Helen Bedford is Professor of Children’s Health, UCL Great Ormond Street Institute of Child Health. Helen has a background in health visiting and has been researching into the determinants of vaccine uptake for over 30 years. She has published widely on the topic and spoken at national and international meetings.
David Elliman is Consultant in Community Child Health, Great Ormond Street Hospital and Public Health England. David is a paediatrician who specialises in prevention and child health promotion. He has had a particular interest in immunisation for over 35 years and advises some Health Trusts on immunisation issues.

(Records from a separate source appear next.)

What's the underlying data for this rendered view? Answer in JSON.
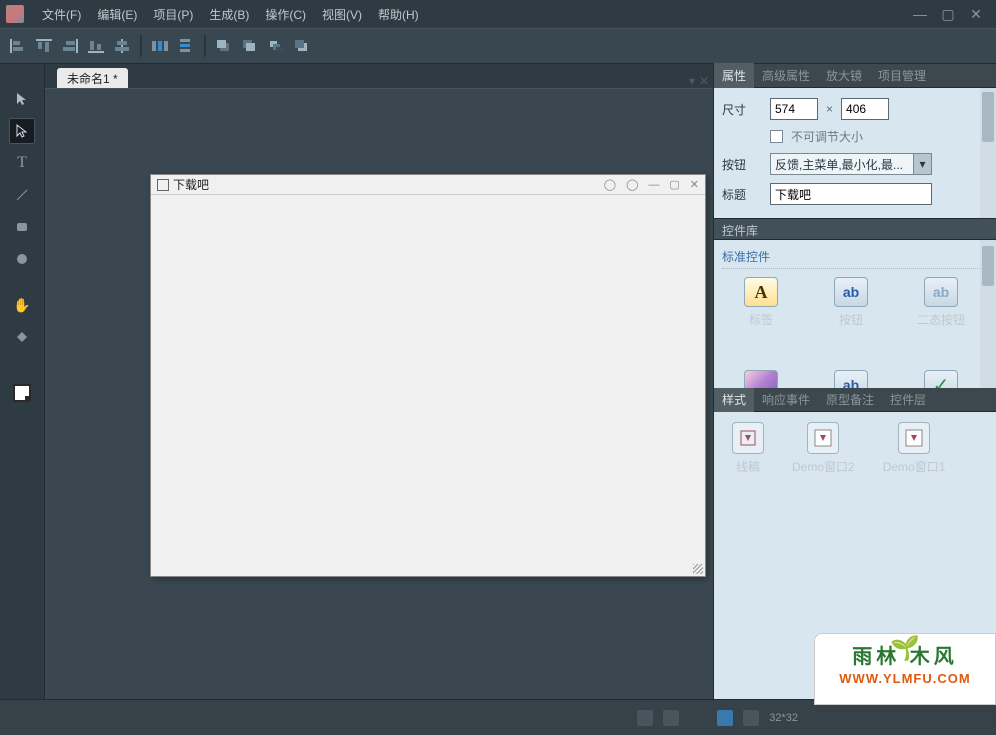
{
  "menu": [
    "文件(F)",
    "编辑(E)",
    "项目(P)",
    "生成(B)",
    "操作(C)",
    "视图(V)",
    "帮助(H)"
  ],
  "document": {
    "tab_title": "未命名1 *"
  },
  "design_window": {
    "title": "下载吧"
  },
  "properties": {
    "tabs": [
      "属性",
      "高级属性",
      "放大镜",
      "项目管理"
    ],
    "size_label": "尺寸",
    "width": "574",
    "height": "406",
    "lock_size_label": "不可调节大小",
    "button_label": "按钮",
    "button_value": "反馈,主菜单,最小化,最...",
    "title_label": "标题",
    "title_value": "下载吧"
  },
  "library": {
    "header": "控件库",
    "group_title": "标准控件",
    "items": [
      "标签",
      "按钮",
      "二态按钮"
    ]
  },
  "styles": {
    "tabs": [
      "样式",
      "响应事件",
      "原型备注",
      "控件层"
    ],
    "items": [
      "线稿",
      "Demo窗口2",
      "Demo窗口1"
    ]
  },
  "status": {
    "coords": "32*32"
  },
  "watermark": {
    "line1": "雨林  木风",
    "line2": "WWW.YLMFU.COM"
  }
}
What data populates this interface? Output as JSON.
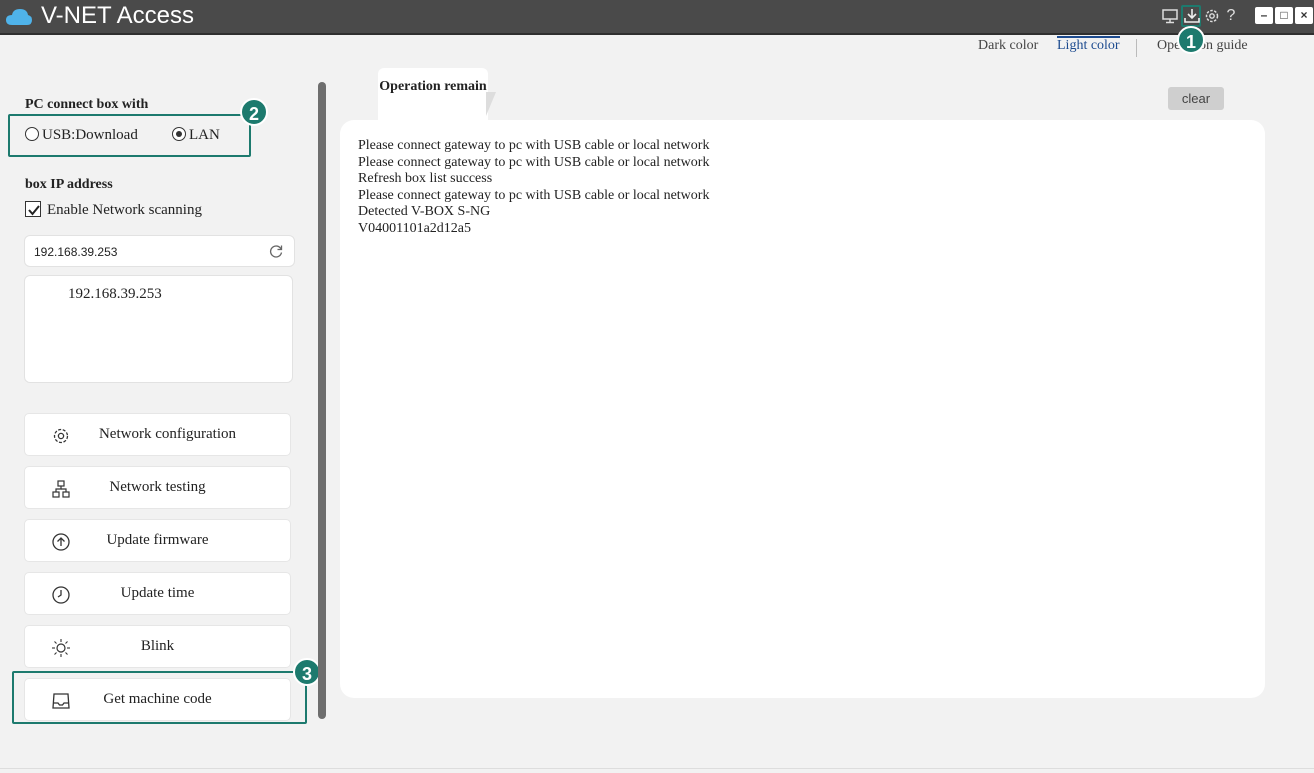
{
  "app": {
    "title": "V-NET Access",
    "accent_color": "#1d7a6e",
    "titlebar_color": "#4a4a4a"
  },
  "titlebar": {
    "icons": [
      "monitor-icon",
      "download-icon",
      "gear-icon",
      "help-icon"
    ],
    "help_glyph": "?",
    "window_controls": {
      "minimize": "–",
      "maximize": "□",
      "close": "×"
    }
  },
  "theme": {
    "dark_label": "Dark color",
    "light_label": "Light color",
    "guide_label": "Operation guide",
    "selected": "Light color"
  },
  "callouts": [
    "1",
    "2",
    "3"
  ],
  "connection": {
    "label": "PC connect box with",
    "options": [
      {
        "label": "USB:Download",
        "selected": false
      },
      {
        "label": "LAN",
        "selected": true
      }
    ]
  },
  "box_ip": {
    "label": "box IP address",
    "scan_label": "Enable Network scanning",
    "scan_checked": true,
    "input_value": "192.168.39.253",
    "list": [
      "192.168.39.253"
    ]
  },
  "actions": [
    {
      "label": "Network configuration",
      "icon": "gear-icon"
    },
    {
      "label": "Network testing",
      "icon": "network-icon"
    },
    {
      "label": "Update firmware",
      "icon": "upload-icon"
    },
    {
      "label": "Update time",
      "icon": "clock-icon"
    },
    {
      "label": "Blink",
      "icon": "sun-icon"
    },
    {
      "label": "Get machine code",
      "icon": "tray-icon"
    }
  ],
  "log": {
    "tab_label": "Operation remain",
    "clear_label": "clear",
    "lines": [
      "Please connect gateway to pc with USB cable or local network",
      "Please connect gateway to pc with USB cable or local network",
      "Refresh box list success",
      "Please connect gateway to pc with USB cable or local network",
      "Detected V-BOX S-NG",
      "V04001101a2d12a5"
    ]
  }
}
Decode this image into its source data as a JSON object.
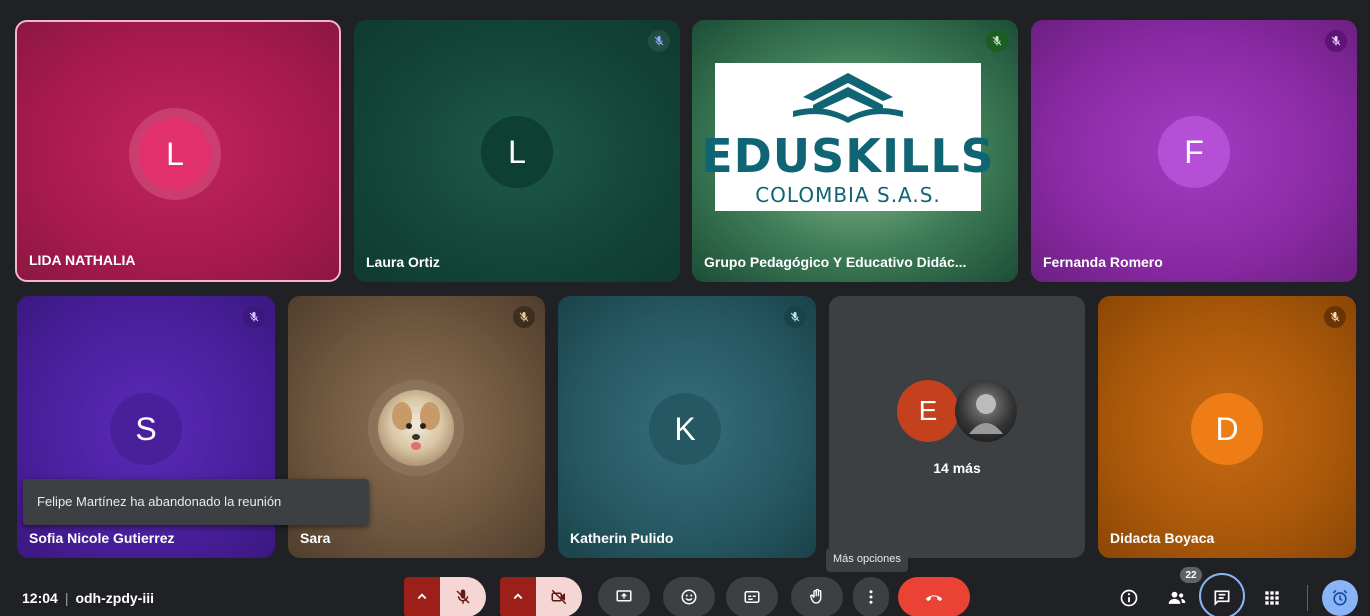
{
  "participants": {
    "p1": {
      "name": "LIDA NATHALIA",
      "initial": "L"
    },
    "p2": {
      "name": "Laura Ortiz",
      "initial": "L"
    },
    "p3": {
      "name": "Grupo Pedagógico Y Educativo Didác...",
      "logo_brand": "EDUSKILLS",
      "logo_sub": "COLOMBIA S.A.S."
    },
    "p4": {
      "name": "Fernanda Romero",
      "initial": "F"
    },
    "p5": {
      "name": "Sofia Nicole Gutierrez",
      "initial": "S"
    },
    "p6": {
      "name": "Sara"
    },
    "p7": {
      "name": "Katherin Pulido",
      "initial": "K"
    },
    "p8": {
      "initial": "E",
      "more_label": "14 más"
    },
    "p9": {
      "name": "Didacta Boyaca",
      "initial": "D"
    }
  },
  "toast": {
    "text": "Felipe Martínez ha abandonado la reunión"
  },
  "tooltip": {
    "text": "Más opciones"
  },
  "meeting": {
    "time": "12:04",
    "separator": "|",
    "code": "odh-zpdy-iii"
  },
  "people_count": "22",
  "colors": {
    "hangup": "#ea4335",
    "accent": "#8ab4f8",
    "mic_off_bg": "#f6d6d4"
  },
  "icons": [
    "mic-off-icon",
    "camera-off-icon",
    "present-icon",
    "emoji-icon",
    "captions-icon",
    "raise-hand-icon",
    "more-options-icon",
    "hang-up-icon",
    "info-icon",
    "people-icon",
    "chat-icon",
    "activities-icon",
    "alarm-icon"
  ]
}
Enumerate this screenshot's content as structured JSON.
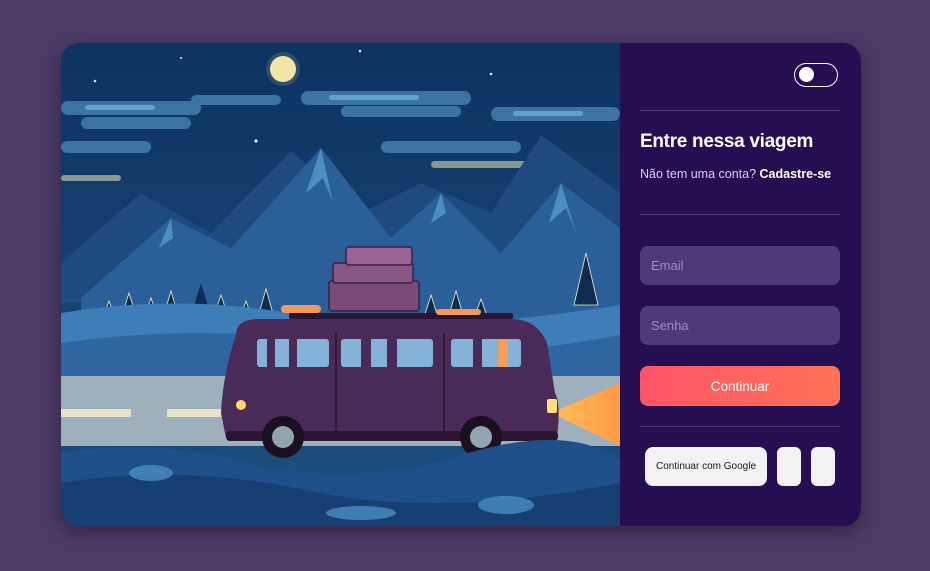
{
  "login": {
    "title": "Entre nessa viagem",
    "subtitle_prefix": "Não tem uma conta?",
    "signup_link": "Cadastre-se",
    "email_placeholder": "Email",
    "password_placeholder": "Senha",
    "continue_label": "Continuar",
    "google_label": "Continuar com Google"
  },
  "theme_toggle": {
    "state": "off"
  },
  "colors": {
    "page_background": "#4b3a66",
    "panel_background": "#250f52",
    "input_background": "#4c3b78",
    "button_gradient_start": "#ff5466",
    "button_gradient_end": "#ff7257"
  }
}
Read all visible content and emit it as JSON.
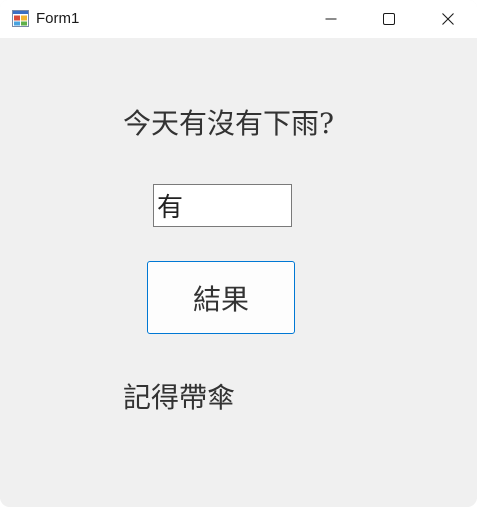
{
  "window": {
    "title": "Form1",
    "icon": "winforms-app-icon",
    "controls": {
      "minimize_icon": "minimize-icon",
      "maximize_icon": "maximize-icon",
      "close_icon": "close-icon"
    }
  },
  "form": {
    "question_label": "今天有沒有下雨?",
    "answer_input_value": "有",
    "result_button_label": "結果",
    "result_label": "記得帶傘"
  },
  "colors": {
    "form_background": "#f0f0f0",
    "titlebar_background": "#ffffff",
    "button_border_accent": "#0078d4",
    "text": "#333333"
  }
}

David and Helen have addressed parents’ groups on the topic of immunisation and engage with the media on immunisation issues.
Geoff Hilton is Head of Conservation Science, WWT. Geoff is a conservation biologist with a particular interest in using science to support the conservation of wetland nature. He joined WWT in 2009 and now oversees the organisation’s scientific work.
Sarah Dry is an author and historian of science. Sarah has written widely on topics as diverse as Victorian fishermen and risk, epidemics and global health policy, the life and loves of Marie Curie, and, most recently, the history of Isaac Newton’s manuscripts. She has been a Trustee of the Science Museum since 2016.
Peter Gibbs is a broadcaster and meteorologist. Familiar to many, Peter’s career started in the Antarctic, where he spent two years as a meteorologist with the British Antarctic Survey. He joined the Met Office in 1983 and made his television debut in 1993. His favourite hobby involves attaching cameras to weather balloons to capture stunning images.